Claudio Cumani ist mitgenommen, das hört man ihm an. Seit 16 Jahren engagiert sich der Diplom-Physiker und Software-Ingenieur im Garchinger Integrationsbeirat, seit 2016 als Vorsitzender des Gremiums. Das Ergebnis der Bundestagswahl vom vergangenen Sonntag, vor allem das starke Abschneiden der AfD, hält der gebürtige Italiener für sehr bedenklich. Doch Cumani und seine Mitstreiter wollen das Feld nicht Leuten überlassen, die Angst schürten.
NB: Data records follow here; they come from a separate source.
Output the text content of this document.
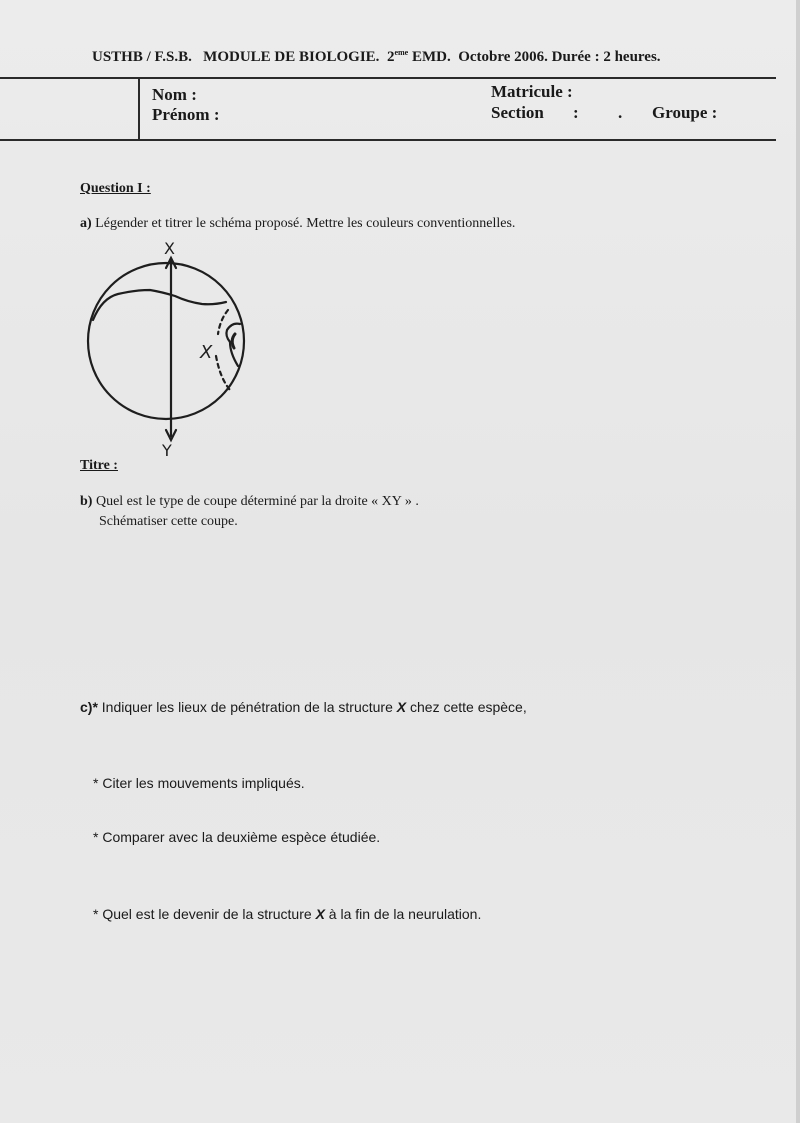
USTHB / F.S.B. MODULE DE BIOLOGIE. 2eme EMD. Octobre 2006. Durée : 2 heures.
Nom :
Prénom :
Matricule :
Section : . Groupe :
Question I :
a) Légender et titrer le schéma proposé. Mettre les couleurs conventionnelles.
X
Y
X
Titre :
b) Quel est le type de coupe déterminé par la droite « XY » .
Schématiser cette coupe.
c)* Indiquer les lieux de pénétration de la structure X chez cette espèce,
* Citer les mouvements impliqués.
* Comparer avec la deuxième espèce étudiée.
* Quel est le devenir de la structure X à la fin de la neurulation.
„Wir setzen uns weiter für eine Zukunft ein, in der es Hoffnung gibt und Antworten auf die wahren Probleme von uns allen“, schreibt der Integrationsbeirat in einer Pressemitteilung am Dienstag. Es klingt entschlossen, fast ein wenig trotzig. Der Hintergrund ist ernst. Cumani beobachtet nach eigenen Worten mit Sorge, was der teils aggressiv geführte Wahlkampf und das Wahlergebnis bei Mitmenschen mit Wurzeln in anderen Ländern auslösen. „Ich erlebe viele Ängste“, berichtet Cumani. „Einige spielen mit dem Gedanken, Deutschland zu verlassen, obwohl sie hier zum Teil schon in der dritten Generation leben. Und Hochqualifizierte überlegen sich inzwischen: Ist es für mich sicher, nach Deutschland zu kommen?“, berichtet der Vorsitzende des Beirats aus Gesprächen.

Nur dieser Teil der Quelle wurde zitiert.